The New York Times yesterday ran an article about the lack of oversight at what are called long-term care hospitals, and another about Select Medical Corporation, which runs 89 of them. According to the Times, more than 400 of these hospitals “have opened nationally in the last 25 years. Few of them have doctors on staff, and most are owned by for-profit companies.” While they take patients of all ages who need “acute long-term care,” these facilities hold a lot of older people, and survive almost entirely by getting top-dollar from Medicare for providing questionable care.
Lawsuits, state inspection reports and statistics deep in federal reports paint a troubling picture of the care offered at some Select hospitals, and at long-term care hospitals in general.
In 2007 and 2008, Select’s hospitals were cited at a rate almost four times that of regular hospitals for serious violations of Medicare rules, according to an analysis by The New York Times. Other long-term care hospitals were cited at a rate about twice that of regular hospitals.
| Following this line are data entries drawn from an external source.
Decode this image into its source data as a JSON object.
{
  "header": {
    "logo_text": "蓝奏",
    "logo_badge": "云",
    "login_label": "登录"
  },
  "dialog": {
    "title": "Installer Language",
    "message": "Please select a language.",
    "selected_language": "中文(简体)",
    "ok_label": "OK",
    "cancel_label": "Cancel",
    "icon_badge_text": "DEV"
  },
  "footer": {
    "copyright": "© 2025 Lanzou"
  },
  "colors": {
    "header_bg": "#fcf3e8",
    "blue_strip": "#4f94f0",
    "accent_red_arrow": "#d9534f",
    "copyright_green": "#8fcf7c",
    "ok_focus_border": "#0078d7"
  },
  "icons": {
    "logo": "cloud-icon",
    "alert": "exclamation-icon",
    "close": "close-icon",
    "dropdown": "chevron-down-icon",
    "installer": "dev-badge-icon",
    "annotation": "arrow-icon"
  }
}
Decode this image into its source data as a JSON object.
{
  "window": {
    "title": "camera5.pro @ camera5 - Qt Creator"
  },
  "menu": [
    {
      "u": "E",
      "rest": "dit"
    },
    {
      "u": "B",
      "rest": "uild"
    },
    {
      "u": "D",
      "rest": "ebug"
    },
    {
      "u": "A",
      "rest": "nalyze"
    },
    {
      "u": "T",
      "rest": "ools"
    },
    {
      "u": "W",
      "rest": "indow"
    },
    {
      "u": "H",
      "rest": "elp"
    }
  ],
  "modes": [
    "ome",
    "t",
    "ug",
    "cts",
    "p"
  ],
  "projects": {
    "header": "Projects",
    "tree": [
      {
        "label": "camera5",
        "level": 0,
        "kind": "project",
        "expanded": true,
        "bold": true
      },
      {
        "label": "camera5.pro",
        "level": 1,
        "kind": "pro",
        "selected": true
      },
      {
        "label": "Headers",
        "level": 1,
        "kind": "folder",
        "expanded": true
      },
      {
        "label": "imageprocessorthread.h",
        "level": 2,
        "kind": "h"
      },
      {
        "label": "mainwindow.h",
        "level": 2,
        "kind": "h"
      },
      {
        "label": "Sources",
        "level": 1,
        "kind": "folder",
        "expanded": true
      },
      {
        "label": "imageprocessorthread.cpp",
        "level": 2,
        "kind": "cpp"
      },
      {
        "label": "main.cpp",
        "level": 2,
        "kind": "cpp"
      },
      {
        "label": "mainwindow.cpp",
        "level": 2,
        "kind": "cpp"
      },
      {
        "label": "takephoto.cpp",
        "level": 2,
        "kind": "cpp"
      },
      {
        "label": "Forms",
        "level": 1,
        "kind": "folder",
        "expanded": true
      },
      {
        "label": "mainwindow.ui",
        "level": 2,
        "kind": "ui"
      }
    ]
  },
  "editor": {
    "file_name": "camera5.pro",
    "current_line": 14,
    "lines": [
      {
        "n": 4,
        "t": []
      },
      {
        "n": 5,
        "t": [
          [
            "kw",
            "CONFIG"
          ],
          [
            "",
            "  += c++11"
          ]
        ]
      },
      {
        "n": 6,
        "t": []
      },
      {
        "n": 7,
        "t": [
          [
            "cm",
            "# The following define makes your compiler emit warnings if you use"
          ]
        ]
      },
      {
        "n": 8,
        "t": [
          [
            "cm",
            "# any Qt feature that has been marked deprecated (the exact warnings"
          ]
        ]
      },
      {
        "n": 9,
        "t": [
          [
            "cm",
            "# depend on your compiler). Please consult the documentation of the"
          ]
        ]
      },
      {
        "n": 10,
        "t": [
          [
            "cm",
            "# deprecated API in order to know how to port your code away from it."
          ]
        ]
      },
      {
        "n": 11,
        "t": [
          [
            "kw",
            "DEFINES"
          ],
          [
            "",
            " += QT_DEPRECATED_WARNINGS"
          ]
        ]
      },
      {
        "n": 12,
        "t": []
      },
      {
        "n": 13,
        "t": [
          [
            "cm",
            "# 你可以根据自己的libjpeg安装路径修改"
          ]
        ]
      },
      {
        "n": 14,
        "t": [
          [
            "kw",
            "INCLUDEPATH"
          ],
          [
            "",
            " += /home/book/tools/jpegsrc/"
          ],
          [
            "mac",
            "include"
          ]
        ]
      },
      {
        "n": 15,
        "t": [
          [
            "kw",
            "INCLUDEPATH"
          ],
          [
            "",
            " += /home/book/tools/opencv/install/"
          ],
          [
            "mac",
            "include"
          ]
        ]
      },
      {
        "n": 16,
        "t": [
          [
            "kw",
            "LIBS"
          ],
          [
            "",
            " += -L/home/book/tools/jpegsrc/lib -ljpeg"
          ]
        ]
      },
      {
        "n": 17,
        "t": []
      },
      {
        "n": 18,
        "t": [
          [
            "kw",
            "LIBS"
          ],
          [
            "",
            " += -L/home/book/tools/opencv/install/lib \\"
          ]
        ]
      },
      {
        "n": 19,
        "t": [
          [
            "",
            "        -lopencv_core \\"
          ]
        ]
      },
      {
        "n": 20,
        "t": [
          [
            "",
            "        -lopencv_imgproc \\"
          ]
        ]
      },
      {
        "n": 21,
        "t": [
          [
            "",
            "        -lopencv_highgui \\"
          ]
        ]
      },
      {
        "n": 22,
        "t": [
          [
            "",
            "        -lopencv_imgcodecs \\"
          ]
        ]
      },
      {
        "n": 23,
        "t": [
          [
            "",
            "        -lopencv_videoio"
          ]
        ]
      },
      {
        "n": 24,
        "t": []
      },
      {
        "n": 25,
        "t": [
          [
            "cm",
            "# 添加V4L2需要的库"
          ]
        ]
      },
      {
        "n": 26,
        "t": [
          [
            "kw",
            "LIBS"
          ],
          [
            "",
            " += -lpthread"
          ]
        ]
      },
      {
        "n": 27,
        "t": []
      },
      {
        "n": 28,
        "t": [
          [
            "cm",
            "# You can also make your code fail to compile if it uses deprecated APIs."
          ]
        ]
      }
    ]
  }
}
Long-term care hospitals also had a higher incidence of bedsores and infections than regular hospitals in 2006, the most recent year for which federal data is available.
Fewer than 10 hospitals dedicated to long-term care existed in the early 1980s, according to Medicare officials. But many such hospitals have sprouted since then, driven by Medicare rules that offer high payments for hospitals that treat patients for an average of 25 days or more. Long-term care hospitals now treat about 200,000 patients a year, including 130,000 Medicare patients — at a projected cost of $4.8 billion to the government this year, up from $400 million in 1993….
Despite the rapid expansion of long-term care hospitals and the serious illnesses they treat, Medicare has never closely examined their care. Unlike traditional hospitals, Medicare does not penalize them financially if they fail to submit quality data.
Supporters of long-term hospitals say that even without staff physicians, they provide high-quality care and play an important role by treating patients who are too sick for nursing homes but are not improving at traditional hospitals. Hospital intensive care units help patients survive acute illnesses, heart attacks and trauma, but they are not intended to treat patients for weeks or months.
Of course, traditional hospitals can move those patients to regular medical wards for treatment. But under Medicare payment rules, traditional hospitals often lose money on patients who stay for long periods. So they have a financial incentive to discharge patients to long-term hospitals, which then receive new Medicare payments for admitting the patients. Both hospitals benefit financially.
That dynamic, rather than evidence that long-term hospitals benefit patients, has driven their expansion, said Dr. Jeremy M. Kahn of the University of Pennsylvania, who has received a federal grant to study the hospitals. The industry’s growth is an example of how health care companies can exploit the $450 billion Medicare program, he added.
A companion piece in the Times is called “Trail of Disquieting Reports From Hospitals of Select Medical.” “Disquieting” is a nice word for the examples the article provides of what passes for care in these places, funded by our tax dollars.
What’s the lesson of all this for health care reform? Maybe that even when it comes to Medicare, the closest thing we have to a single-payer program, companies are rewarded not for providing better care, but for cutting the best deal in Washington. And no wonder, since health care profiteers know that they are dealing with a weak, disorganized, and malleable government regulatory system that’s likely to be too timid to take them to task.